Besides the original columns, the `GeoTable` has a special `geometry`
column with the underlying domain:
```{julia}
names(geotable)
```
Unlike a standard table, the `GeoTable` creates geometries on the fly
depending on the data access pattern. For example, we can request the
first measurement of the `GeoTable` and it will automatically construct
the corresponding `Quadrangle`:
```{julia}
geotable[1,:]
```
If we request a subset of measurements, the `GeoTable` will avoid
unnecessary creation of geometries, and will instead return a view
into the original data:
```{julia}
geotable[1:3,["NAME","AGE"]]
```
Finally, if we request the entire `geometry` column, we get back the original domain:
```{julia}
geotable[:,"geometry"]
```
Besides the data access patterns of the `DataFrame`, the `GeoTable` also provides
an advanced method for retrieving all rows that intersect with a given geometry:
```{julia}
geotable[Segment((0, 0), (2, 0)), :]
```
This method is very useful to narrow the region of interest and quickly discard
all measurements that are outside of it. For instance, it is common to discard
all "pixels" outside of a polygon before exporting the geotable to a file on disk.
Notice that the `GeoTable` representation is general enough to accommodate both
"raster data" and "vector data" in traditional GIS. We can create very large rasters
because the `CartesianGrid` is lazy:
```{julia}
georef(
(
R=rand(1000000),
G=rand(1000000),
B=rand(1000000)
),
CartesianGrid(1000, 1000)
)
```
And can load vector geometries from files that store simple features
using the [GeoIO.jl](https://github.com/JuliaEarth/GeoIO.jl) module:
```{julia}
using GeoIO
GeoIO.load("data/countries.geojson")
```
::: {.callout-note}
The "data" folder is stored on GitHub.
Check the [Preface](preface.qmd) for download instructions.
:::
We will see more examples of "vector data" in the chapter
[Interfacing with GIS](03-geoio.qmd), and will explain why
file formats like
[Shapefile.jl](https://github.com/JuliaGeo/Shapefile.jl) and
[GeoJSON.jl](https://github.com/JuliaGeo/GeoJSON.jl) are not enough
for advanced geospatial data science.
::: {.callout-note}
## Tip for all users
The GeoStats.jl module reexports the full stack of modules for
geospatial data science in Julia. There is no need to import
modules like Meshes.jl explicitly. You are all set if you
start your script with
```julia
using GeoStats
```
:::
::: {.callout-note}
## Tip for advanced users
In Julia, a function is type-stable if the return type is known at compile
time. Since the `GeoTable` has columns from the original table (e.g., numbers)
and an additional special `geometry` column, the access to the data with the
`DataFrame` syntax is **not** type stable. If you need to write type-stable
code, use the functions `values` and `domain` instead:
```{julia}
values(geotable)
```
```{julia}
domain(geotable)
```
:::
## Remarks
What did we learn in this chapter?
- Geospatial data can be efficiently represented as a `GeoTable`.

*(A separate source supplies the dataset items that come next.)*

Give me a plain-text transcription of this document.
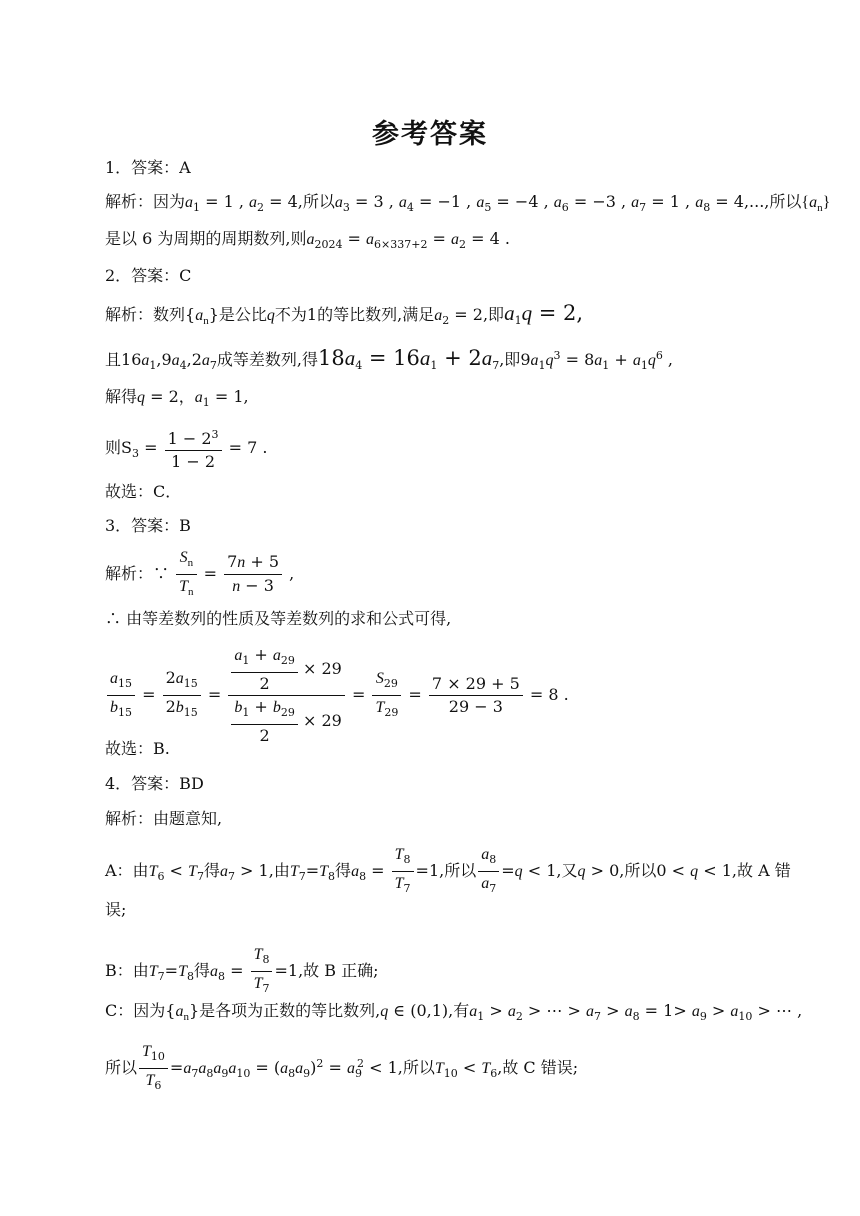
参考答案
1．答案：A
解析：因为$a_1 = 1$ , $a_2 = 4$,所以$a_3 = 3$ , $a_4 = -1$ , $a_5 = -4$ , $a_6 = -3$ , $a_7 = 1$ , $a_8 = 4$,...,所以$\{a_n\}$
是以 6 为周期的周期数列,则$a_{2024} = a_{6\times 337+2} = a_2 = 4$ .
2．答案：C
解析：数列$\{a_n\}$是公比q不为1的等比数列,满足$a_2 = 2$,即$a_1q = 2$,
且$16a_1,9a_4,2a_7$成等差数列,得$18a_4 = 16a_1 + 2a_7$,即$9a_1q^3 = 8a_1 + a_1q^6$ ,
解得q = 2，$a_1 = 1$,
则$S_3 = \frac{1 - 2^3}{1 - 2} = 7$ .
故选：C．
3．答案：B
解析：∵ $\frac{S_n}{T_n} = \frac{7n + 5}{n - 3}$ ,
∴ 由等差数列的性质及等差数列的求和公式可得,
$\frac{a_{15}}{b_{15}} = \frac{2a_{15}}{2b_{15}} = \frac{\frac{a_1 + a_{29}}{2} \times 29}{\frac{b_1 + b_{29}}{2} \times 29} = \frac{S_{29}}{T_{29}} = \frac{7 \times 29 + 5}{29 - 3} = 8$ .
故选：B.
4．答案：BD
解析：由题意知,
A：由$T_6 < T_7$得$a_7 > 1$,由$T_7=T_8$得$a_8 = \frac{T_8}{T_7} =1$,所以 $\frac{a_8}{a_7} =q < 1$,又q > 0,所以0 < q < 1,故 A 错
误;
B：由$T_7=T_8$得$a_8 = \frac{T_8}{T_7} =1$,故 B 正确;
C：因为$\{a_n\}$是各项为正数的等比数列,q ∈ (0,1),有$a_1 > a_2$ > ⋯ > $a_7 > a_8 = 1> a_9 > a_{10}$ > ⋯ ,
所以 $\frac{T_{10}}{T_6} =a_7a_8a_9a_{10} = (a_8a_9)^2 = a_9^2 < 1$,所以$T_{10} < T_6$,故 C 错误;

This representation is universal, meaning it combines the
"raster" and "vector" representations found in traditional GIS.
- A `GeoTable` provides all the data access patterns of a `DataFrame`.
In particular, it supports the syntax `geotable[rows,cols]` without
expensive copies of geometries.
- Working with geospatial domains as opposed to working with vectors
of disconnected geometries has major benefits. In particular, it
preserves topological information.
It is very convenient to manipulate a `GeoTable` as if it was a `DataFrame`.
Nevertheless, we will learn that advanced geospatial data science requires
higher-level constructs to preserve geospatial information. We will cover
these constructs in **Part II** and **Part III** of the book.